Key Insights and Forgotten History
- The Original "Phase Two" Ending (0:36-1:58): Before becoming a film, the story was written as the pilot for a canceled series called Star Trek: Phase Two. In this version, Earth was saved not by a cosmic merger with Decker, but by the Ilia probe choosing to lie to V’Ger after learning the value of human life.
- The Saucer Separation Ending (1:59-3:20): Designer Andrew Probert originally envisioned the Klingon ships being absorbed by V’Ger rather than destroyed. They would have been released at the end, forcing the Enterprise to perform an emergency saucer separation to fight them off—a concept that later inspired the Enterprise-D design in The Next Generation.
- Caveman Spock (3:21-4:18): Uncovered in 2022, test footage shows Leonard Nimoy in extensive Neanderthal makeup for a version of the character that was almost entirely unknown to the public and even the actor’s family for decades.
- The Lost Spock Spacewalk (4:19-5:32): The sequence where Spock enters V’Ger was a last-minute replacement. Originally, Kirk and Spock were meant to explore the interior on foot, encountering a "memory wall" of crystalline structures. The set was built but ultimately scrapped because it was too visually restrictive.
- The "Borg" Connection (10:48-12:07): The description of V’Ger’s origins—a machine race that upgrades everything—bears a striking resemblance to the Borg. Gene Roddenberry fueled this theory, and even the line "Any show of resistance would be futile" mirrors the iconic Borg catchphrase.
- The "Scotty" Language (13:34-14:42): James Doohan (Scotty) created the guttural, alien-sounding Klingon dialogue in the opening scene himself. This invented vocabulary served as the foundation for the fully realized language later developed by Marc Okrand for Star Trek III.
Legacy and Production Trivia
- Sid Mead’s Influence (5:33-6:49): Industrial designer Sid Mead created the interior of V’Ger.
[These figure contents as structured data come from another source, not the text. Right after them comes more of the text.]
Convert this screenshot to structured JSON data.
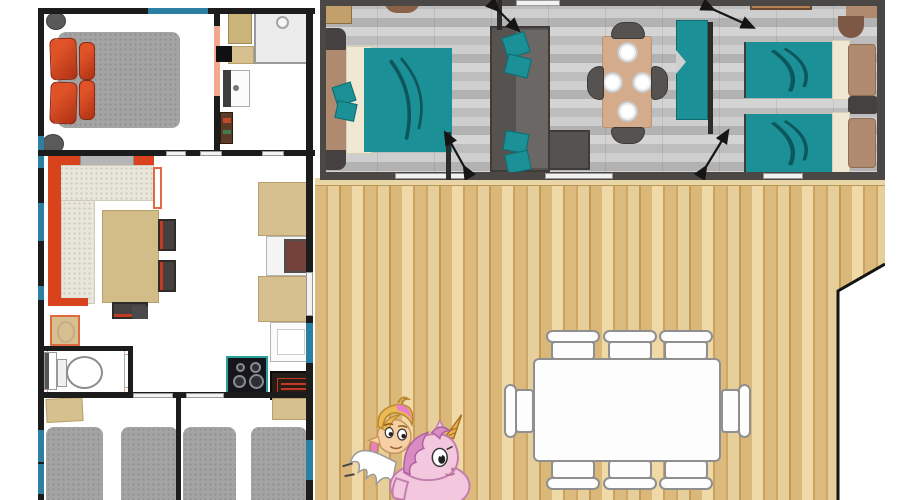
{
  "meta": {
    "type": "floor-plan",
    "subject": "mobile home / lodge floor plan with two units, wooden terrace and cartoon unicorn mascot",
    "visible_text": "none (tiny illegible red label on kitchen oven sign)"
  },
  "colors": {
    "wall": "#1c1c1c",
    "wall_gray": "#4b4744",
    "inner_wall": "#2e2c2a",
    "window_blue": "#2b7fa3",
    "salmon": "#f2a88e",
    "accent_orange": "#d8421c",
    "pillow_red": "#ae3114",
    "teal": "#1b9096",
    "teal_dark": "#0c565c",
    "beige": "#d6c08f",
    "beige_border": "#b7a06b",
    "tan_table": "#d4ac8c",
    "brown": "#b08a6e",
    "brown_dark": "#7d5844",
    "cream": "#f0e8d2",
    "sofa_gray": "#56524f",
    "furniture_dark": "#454140",
    "mattress_gray": "#a4a4a4",
    "cushion_light": "#e9e6dc",
    "steps_brown": "#b58255",
    "deck_mid": "#d9b87a",
    "unicorn_pink": "#f3c8de",
    "unicorn_mane": "#d98cc3",
    "hair_blonde": "#ecba54",
    "hair_pink": "#e87fc8",
    "skin": "#f6d0a4",
    "horn_gold": "#f0b358"
  },
  "floor_plan": {
    "left_unit": {
      "rooms": [
        {
          "name": "master bedroom",
          "furniture": [
            "double bed with red pillows",
            "2 round stools"
          ]
        },
        {
          "name": "shower room",
          "furniture": [
            "shower tray",
            "cabinet",
            "wash basin"
          ]
        },
        {
          "name": "living room",
          "furniture": [
            "orange corner sofa",
            "dining table",
            "3 chairs",
            "radiator"
          ]
        },
        {
          "name": "kitchen",
          "furniture": [
            "fridge",
            "worktop",
            "sink",
            "hob with 4 burners",
            "oven with red sign"
          ]
        },
        {
          "name": "wc",
          "furniture": [
            "toilet",
            "small basin"
          ]
        },
        {
          "name": "kids bedroom A",
          "furniture": [
            "2 single beds",
            "nightstand"
          ]
        },
        {
          "name": "kids bedroom B",
          "furniture": [
            "2 single beds",
            "nightstand"
          ]
        }
      ]
    },
    "right_unit": {
      "rooms": [
        {
          "name": "double bedroom",
          "furniture": [
            "double bed with teal cover",
            "2 nightstands",
            "dresser",
            "basin"
          ]
        },
        {
          "name": "lounge dining",
          "furniture": [
            "gray sofa with teal cushions",
            "side table",
            "dining table with 4 plates and 4 chairs",
            "teal wardrobe"
          ]
        },
        {
          "name": "twin bedroom",
          "furniture": [
            "2 single beds with teal covers",
            "nightstand",
            "basin",
            "outside step"
          ]
        }
      ],
      "door_swings": 4
    },
    "terrace": {
      "description": "large wooden deck with angled corner notch",
      "furniture": [
        "white rectangular table",
        "8 white chairs (3 top, 3 bottom, 1 left, 1 right)"
      ]
    },
    "mascot": "fairy girl with blonde-pink hair riding a pink winged unicorn"
  }
}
His work on this film influenced his later iconic designs for Blade Runner, Tron, Aliens, and even the AT-AT walkers in The Empire Strikes Back.
- Fan Involvement (12:08-13:33): The recreation deck scene featured over 300 extras, including B.J. Trimble, the activist whose letter-writing campaign saved the original Star Trek from cancellation in the 1960s.
- The Blaster Beam (14:43-15:42): V’Ger’s haunting, otherworldly sound was created on a custom instrument called the "blaster beam" by Craig Huxley, who had previously played Kirk’s nephew on the original series.